Perez choked down the wrath and bitterness that was turning his heart to iron and said, humbly.

“Mr. Bement, I should like to stay a few minutes longer. This is my brother. I did not know he was here.”

“Sorry for't,” said Bement, carelessly. “Don' see as I kin help it, though. S'posed like nuff he was somebuddy's brother. Mout's well be your'n ez anybuddy's. I dunno who ye be. All I knows is that ye've been here fifteen minutes and now ye must leave. Don' keep me waitin, nuther. Thay ain' nobuddy tendin bar.”

“Don't make him mad, Perez, or else he won't let ye come again,” whispered Reuben, who saw that his brother was on the point of some violent outburst.

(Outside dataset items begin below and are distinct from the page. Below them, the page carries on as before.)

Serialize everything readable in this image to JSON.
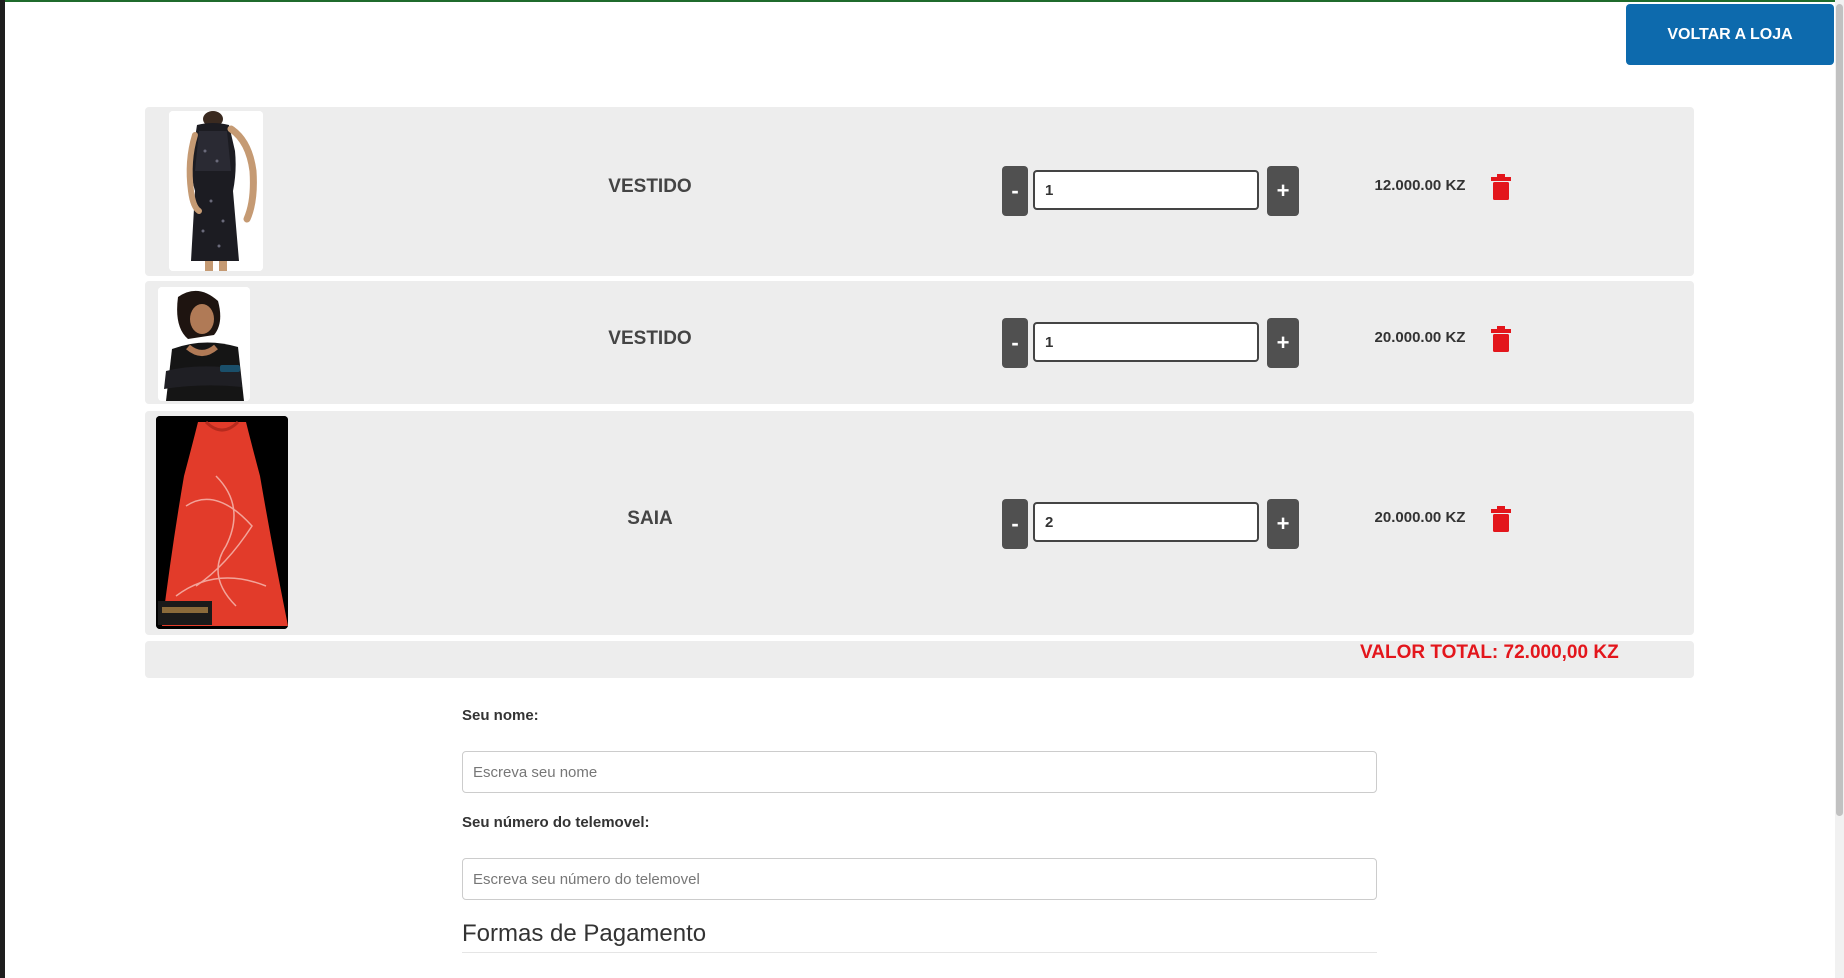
{
  "header": {
    "back_button_label": "VOLTAR A LOJA"
  },
  "cart": {
    "items": [
      {
        "name": "VESTIDO",
        "quantity": "1",
        "price": "12.000.00 KZ",
        "image": "black-sequin-dress-photo"
      },
      {
        "name": "VESTIDO",
        "quantity": "1",
        "price": "20.000.00 KZ",
        "image": "woman-black-dress-photo"
      },
      {
        "name": "SAIA",
        "quantity": "2",
        "price": "20.000.00 KZ",
        "image": "red-dress-photo"
      }
    ],
    "minus_label": "-",
    "plus_label": "+",
    "total_label": "VALOR TOTAL: 72.000,00 KZ"
  },
  "form": {
    "name_label": "Seu nome:",
    "name_placeholder": "Escreva seu nome",
    "phone_label": "Seu número do telemovel:",
    "phone_placeholder": "Escreva seu número do telemovel",
    "payment_title": "Formas de Pagamento"
  },
  "colors": {
    "accent_button": "#0d6aad",
    "total_text": "#e3161c",
    "trash_icon": "#e3161c",
    "row_background": "#ededed"
  }
}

Perez controlled himself, and took his brother's hands in his coming close up to him and looking away over his shoulder so that he might not see the pitiful workings of his features which would have negatived his words of comfort.

“Cheer up, Reub,” he said huskily, “I'll get you out. I'll come for you,” and still holding his grief-wrung face averted, that Reuben might not see it, he went forth, and Bement shut the door and barred it.